According to Giraldo, this measure breaks the balance that keeps the system on its feet, since a difference is generated between the obligatory expenses of the system – for example, in salaries – and the income that can be obtained through the UPC. According to experts, the health system operates on the basis of the minimum wage. “We ask the national government to reconsider in particular the figure of the contributory system and to maintain a certain degree of balance between these variables,” he added.
The health union argued within government that if the UPC figure was not significantly increased, the health system would remain stuck in a financial crisis from which it would be very difficult to recover. The same Constitutional Court had ordered at the beginning of this year that the Government revise the UPC that it had established for 2024 and 2025, by 5.3%, because the court considered that it was insufficient for the EPS to cover all their costs; The delays, he explained, could be detected from 2021.
Ana María Vesga, president of Acemi, the association of contributory EPS, affirms that the government’s increase for the subsidized regime, of 16.5%, is in accordance with “the order of the Constitutional Court to equalize the regimes and will surely be a relief for more than half of the population of this regime”. But in the case of the contributory system, the 9% increase “is very far from what we might expect”, especially when we aspire to that of 17%.

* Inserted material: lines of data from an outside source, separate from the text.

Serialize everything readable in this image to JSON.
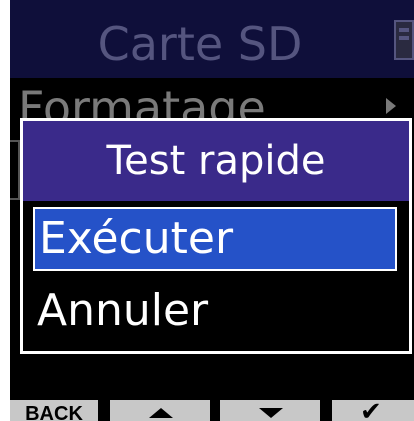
{
  "screen": {
    "title": "Carte SD",
    "background_item": "Formatage"
  },
  "dialog": {
    "title": "Test rapide",
    "items": [
      {
        "label": "Exécuter",
        "selected": true
      },
      {
        "label": "Annuler",
        "selected": false
      }
    ]
  },
  "bottom_bar": {
    "back_label": "BACK",
    "up_icon": "triangle-up-icon",
    "down_icon": "triangle-down-icon",
    "confirm_icon": "checkmark-icon",
    "check_glyph": "✔"
  },
  "colors": {
    "header_bg": "#0f0f3a",
    "dialog_title_bg": "#3a2a8a",
    "selection_bg": "#2552c8",
    "button_bg": "#c8c8c8"
  }
}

This is a worrying announcement, adds Vesga, knowing that this second plan includes the largest amount of health spending. “The Ministry of Health does not recognize that there is a very significant actuarial delay in the system, which is manifested in the enormous debts that exist between insurers and providers, and in the whole crisis that has arisen for patients and for care in recent years,” says the director of the union.
Health sector experts have repeatedly questioned Petro’s position, which has kept the UPC lower than what the EPS requires. For them, it is a government strategy to finish breaking up the current health system, which the president has failed to reform through a bill. Health reform, which at the start of his term was presented as his signature proposal, was twice rejected in Congress, delaying further discussion throughout this year. The president, however, maintains his fight against the EPS, still active, which he denounces on several occasions for allegations of corruption or inefficiency in the management of public resources.
Given the serious financial problems, through the Superintendence of Health, the Petro Administration currently controls eight EPS with more than 23 million members. The largest is one of them, the Nouvel EPS, which provides care to 11 million people and which was the subject of government intervention in 2024. This has not contributed to improving the service, according to its members.
In recent days, the EPS has been in the news because the pharmacy Droguerías Colsubsidio announced that it would suspend the delivery of medicines to its members from January 1, a decision that it had been waiting for since November and which was motivated precisely by the entity’s late payments to the pharmacy. The announcement of the increase in UPC contributions, criticized by the union as not being sufficient to remedy the financial crises in the sector, only increases the economic tension which, for several years, has exerted pressure on a degraded health system.